PROMISSORY NOTE
$14,581,621.50 | July 13, 1999 |
FOR VALUE RECEIVED, Nu Skin Enterprises, Inc., a Delaware corporation (the “Maker”), promises to pay to Maple Hills Investment, Inc., a Delaware corporation formerly known as Nu Skin USA, Inc. (the “Holder”), at One Nu Skin Plaza, 75 West Center Street, Provo, Utah 84601, or such other place as designated in writing by the Holder, the aggregate principal amount of Fourteen Million Five Hundred Eighty-One Thousand Six Hundred Twenty-One Dollars and 50/100 ($14,581,621.50). All capitalized terms used in this Promissory Note (the “Note”) but not otherwise defined herein shall be deemed to have the meanings ascribed to them in the Big Planet Merger Agreement (as that term is defined in paragraph 5 below).
1. Term. This Note shall be payable over three (3) years from the date hereof in equal quarterly installments of principal and interest of One Million Three Hundred Forty-Seven Thousand Two Hundred Seventy-Four Dollars and 38/100 ($1,347,274.38), subject to the right of the Maker to offset payments hereunder as set forth in paragraph 6 below. The first quarterly installment of principal and interest hereunder shall be due and payable on October 13, 1999, and subsequent payments will be due and payable on the thirteenth day of each three (3) month period thereafter until all principal and accrued interest evidenced by this Note has been paid in full.
2. Interest. The outstanding principal balance of this Note shall accrue interest at six and one-half percent (6.50%) per annum, computed on the basis of a year of 365 days for the actual number of days elapsed. Notwithstanding any provision hereof, the total liability for payments in the nature of interest shall not exceed the limits imposed by applicable law.

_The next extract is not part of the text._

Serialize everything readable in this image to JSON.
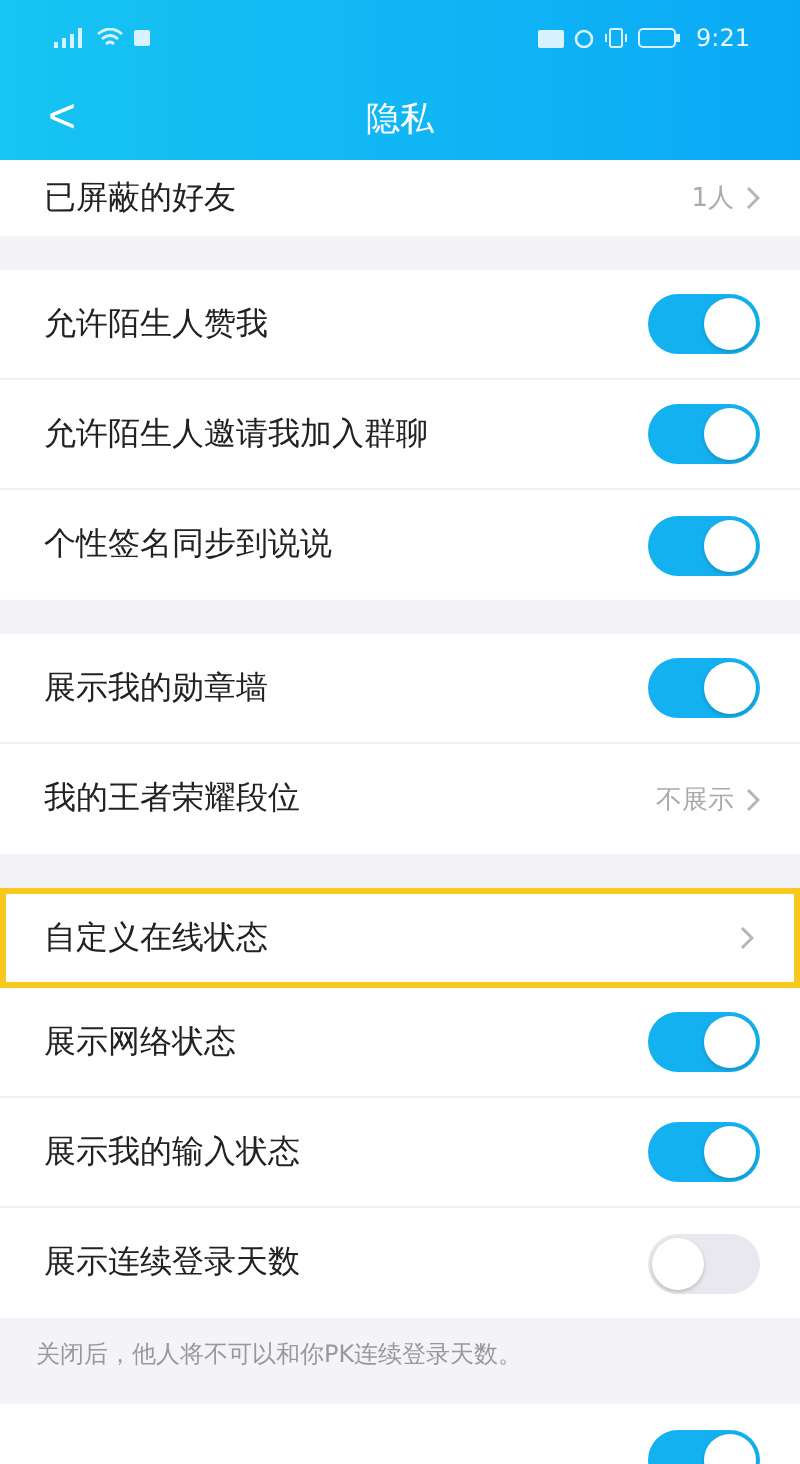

3. Prepayment. The Maker may prepay all or any portion of the outstanding principal balance of this Note, together with the full amount of any accrued interest thereon through the date of prepayment, at any time without premium or penalty and without prior notice to the Holder. No prepayment shall relieve the Maker of its obligation to repay in full the outstanding aggregate principal balance of this Note, together with all accrued interest hereon, on the maturity date hereof as set forth in paragraph 1 above. Time is of the essence of payment.
4. Application of Payments. All payments and prepayments made hereunder shall be applied first toward the payment and satisfaction of accrued but unpaid interest, if any, and second toward reduction of the outstanding principal balance hereof.
5. Issued Pursuant to Big Planet Merger Agreement. This Note is non-negotiable and is being issued by the Maker pursuant to the Agreement and Plan of Merger and Reorganization dated May 3, 1999, entered into between and among the Maker, Big Planet Holdings, Inc., a Delaware corporation ("BP Holdings"), Big Planet, Inc., a Utah corporation, Nu Skin USA, Inc., a Delaware corporation now known as Maple Hills Investment, Inc. ("Nu Skin USA"), Richard W. King, an individual ("King"), Kevin V. Doman, an individual ("Doman"), and Nathan W. Ricks, an individual ("Ricks"), as the same has been amended by a First Amendment to Agreement and Plan of Merger and Reorganization dated July 9, 1999 (as amended, the "Big Planet Merger Agreement"). In lieu of depositing into escrow cash proceeds to secure the indemnification and other obligations arising from, related to, or contemplated by the Big Planet Merger Agreement or the Agreement and Plan of Merger dated May 3, 1999, entered into between and among the Maker, NSC Sub, Inc., a Delaware corporation, NSG Sub, Inc., a Delaware corporation, NSM Sub, Inc., a Delaware corporation, NFB Sub, Inc., a Delaware corporation, Nu Skin Canada, Inc., a Utah corporation, Nu Skin Guatemala, Inc., a Delaware corporation, Nu Skin Guatemala, S.A., a Guatemalan corporation, Nu Skin Mexico, Inc., a Delaware corporation, Nu Skin Mexico, S.A. de C.V., a Mexican corporation, and the individual stockholders who executed the signature page thereto (the "Affiliate Merger
Agreement"), or depositing into the Escrow created by the Escrow Agreement (as those terms are defined in the Asset Purchase Agreement, as that term is defined below) additional cash proceeds from the transactions arising from, related to, or contemplated by the Asset Purchase Agreement dated March 8, 1999 by and among the Maker, Nu Skin United States, Inc., a Delaware corporation ("Nu Skin United States"), and Nu Skin USA (the "Asset Purchase Agreement"), the Holder agrees that the Maker may offset against amounts due and owing under this Note as set forth in paragraph 6 below.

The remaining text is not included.